Potenzialmente, l’ortofrutta è un’area di maggiore criticità e per questo motivo Coop ha avviato ulteriori ispezioni sul campo, secondo criteri e piani definiti. Sono stati coinvolti non soltanto i 135 fornitori ortofrutticoli di prodotti a marchio Coop, ma tutti gli oltre 800 fornitori di ortofrutta (per oltre 70mila aziende agricole). A tutti i fornitori Coop chiede di sottoscrivere l’adesione ai principi del proprio Codice Etico basato su SA8000, ILO e WEP che contempla una serie di impegni per il rispetto dei diritti dei lavoratori e prevede inoltre l’esecuzione di un piano di controlli a cui non si può venire meno, pena l’esclusione dal circuito.

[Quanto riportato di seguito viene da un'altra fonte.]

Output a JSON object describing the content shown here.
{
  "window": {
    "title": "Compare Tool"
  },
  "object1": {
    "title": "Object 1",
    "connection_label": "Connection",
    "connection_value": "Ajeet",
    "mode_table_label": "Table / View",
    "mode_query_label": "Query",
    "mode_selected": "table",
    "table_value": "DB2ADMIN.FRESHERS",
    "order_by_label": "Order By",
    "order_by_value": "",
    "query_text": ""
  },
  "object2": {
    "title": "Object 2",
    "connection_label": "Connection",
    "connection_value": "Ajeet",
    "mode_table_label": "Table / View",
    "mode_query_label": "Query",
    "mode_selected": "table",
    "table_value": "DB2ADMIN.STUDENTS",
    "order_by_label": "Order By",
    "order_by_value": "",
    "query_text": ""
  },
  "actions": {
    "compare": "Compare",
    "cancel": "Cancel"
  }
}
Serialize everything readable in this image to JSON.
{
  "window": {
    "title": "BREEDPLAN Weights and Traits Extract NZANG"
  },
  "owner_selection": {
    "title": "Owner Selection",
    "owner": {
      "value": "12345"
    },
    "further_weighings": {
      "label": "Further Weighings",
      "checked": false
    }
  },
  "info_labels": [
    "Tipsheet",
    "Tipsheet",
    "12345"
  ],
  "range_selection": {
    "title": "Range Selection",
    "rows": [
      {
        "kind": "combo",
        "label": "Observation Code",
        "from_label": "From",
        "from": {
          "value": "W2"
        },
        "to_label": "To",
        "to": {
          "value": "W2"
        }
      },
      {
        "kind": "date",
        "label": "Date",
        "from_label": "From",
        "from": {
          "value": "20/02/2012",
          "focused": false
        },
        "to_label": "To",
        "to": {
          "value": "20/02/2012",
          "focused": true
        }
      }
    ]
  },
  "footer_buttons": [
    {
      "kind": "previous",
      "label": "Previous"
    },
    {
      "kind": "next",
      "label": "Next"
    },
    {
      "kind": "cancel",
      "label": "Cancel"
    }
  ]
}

Coop, un valore aggiunto nella lotta al caporalato
“Per contrastare il caporalato e lo sfruttamento lavorativo nel settore agricolo occorra partire dalla filiera dei soggetti che la compongono, dai lavoratori agli agricoltori, dalla distribuzione ai consumatori – spiega Yvan Sagnet, presidente associazione No Cap – La collaborazione con Coop Italia, tra le più grandi catene della distribuzione da anni impegnata contro lo sfruttamento lavorativo in agricoltura, rappresenta un valore aggiunto importante nella lotta al caporalato. Come associazione operiamo in diverse regioni italiane: Puglia, Campania, Basilicata, Sicilia, Calabria per aiutare i tanti invisibili impiegati nella raccolta dei prodotti agricoli. La presenza in Coop Italia di prodotti agricoli etici è una occasione importante per accrescere il consumo consapevole”.